Aber bleiben wir fair. Sie waren in der Tat nicht untätig. 23 Reformen, vorwiegend auf dem Papier, haben Sie beschlossen. Trotzdem haben sich die Bedingungen für die Betroffenen und die Schulen, insbesondere in den sozial benachteiligten Gebieten, nicht verbessert. 11,5 Prozent der Schülerinnen und Schüler verlassen die Schule ohne Abschluss. Das liegt deutlich über dem Bundesdurchschnitt. Bei den Migrantenkindern sieht es noch düsterer aus. 25 Prozent der Schülerinnen und Schüler mit Migrationshintergrund brechen die Schule vorzeitig ab. Das ist ein bundesweiter Rekordwert. Der Unterrichtsausfall liegt seit Jahren bei 10 bis 11 Prozent, es gibt knapp 1 400 dauerkranke Lehrkräfte, Tendenz steigend, es fehlen zahlreiche Fachlehrerinnen und Fachlehrer, scharenweise flüchten Junglehrer aus Berlin. Das ist die traurige Realität nach zehn Jahren rot-roter Bildungspolitik.

Um das Berliner Bildungssystem sozial gerechter zu machen, bedarf es mehr. Dafür reichen Reformen auf dem Papier nicht aus. Echte Reformen verlangen eine entsprechende gute personelle und materielle Ausstattung vor Ort. Echte Reformen bedürfen auch, dass die Schulen und Kitas vor Ort unterstützt und nicht allein gelassen werden. Nur so kann mehr Chancengleichheit in den Bildungseinrichtungen erreicht werden.
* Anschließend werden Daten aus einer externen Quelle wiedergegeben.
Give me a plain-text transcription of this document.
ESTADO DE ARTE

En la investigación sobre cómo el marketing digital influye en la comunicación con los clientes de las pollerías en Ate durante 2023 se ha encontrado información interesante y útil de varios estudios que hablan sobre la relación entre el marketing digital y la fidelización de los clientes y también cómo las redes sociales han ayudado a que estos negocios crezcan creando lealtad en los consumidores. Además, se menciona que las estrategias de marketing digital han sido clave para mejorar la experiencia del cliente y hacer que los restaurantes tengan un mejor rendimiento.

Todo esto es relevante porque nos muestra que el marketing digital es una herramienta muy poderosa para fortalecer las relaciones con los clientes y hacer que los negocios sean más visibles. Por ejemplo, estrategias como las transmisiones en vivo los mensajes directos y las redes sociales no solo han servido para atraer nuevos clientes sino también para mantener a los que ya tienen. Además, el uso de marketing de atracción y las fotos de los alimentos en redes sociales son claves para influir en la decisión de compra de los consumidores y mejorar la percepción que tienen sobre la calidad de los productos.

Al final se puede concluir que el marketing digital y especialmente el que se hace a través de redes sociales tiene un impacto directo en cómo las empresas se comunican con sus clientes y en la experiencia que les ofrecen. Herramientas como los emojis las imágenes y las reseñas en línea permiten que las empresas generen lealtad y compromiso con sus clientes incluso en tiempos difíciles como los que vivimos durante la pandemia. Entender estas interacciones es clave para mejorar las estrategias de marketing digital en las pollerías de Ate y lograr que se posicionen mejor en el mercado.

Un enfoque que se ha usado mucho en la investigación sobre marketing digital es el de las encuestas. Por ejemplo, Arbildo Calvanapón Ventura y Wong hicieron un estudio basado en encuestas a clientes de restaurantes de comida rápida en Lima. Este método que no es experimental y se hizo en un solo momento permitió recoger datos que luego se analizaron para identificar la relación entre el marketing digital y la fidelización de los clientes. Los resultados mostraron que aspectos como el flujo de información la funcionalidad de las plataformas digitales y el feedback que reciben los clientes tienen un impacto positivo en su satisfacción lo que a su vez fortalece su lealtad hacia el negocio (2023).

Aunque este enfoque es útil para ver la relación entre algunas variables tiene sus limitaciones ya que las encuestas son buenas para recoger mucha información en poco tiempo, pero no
In diesem Zusammenhang sage ich: Ja, die Schulstrukturreform ist richtig gewesen, und sie geht auch in die richtige Richtung.

[Dr. Felicitas Tesch (SPD): Aha!]

Aber zu dieser wichtigen Schulstrukturreform, liebe Frau Dr. Tesch, mussten wir Sie hier treiben. Sie sind nicht allein auf die Idee gekommen.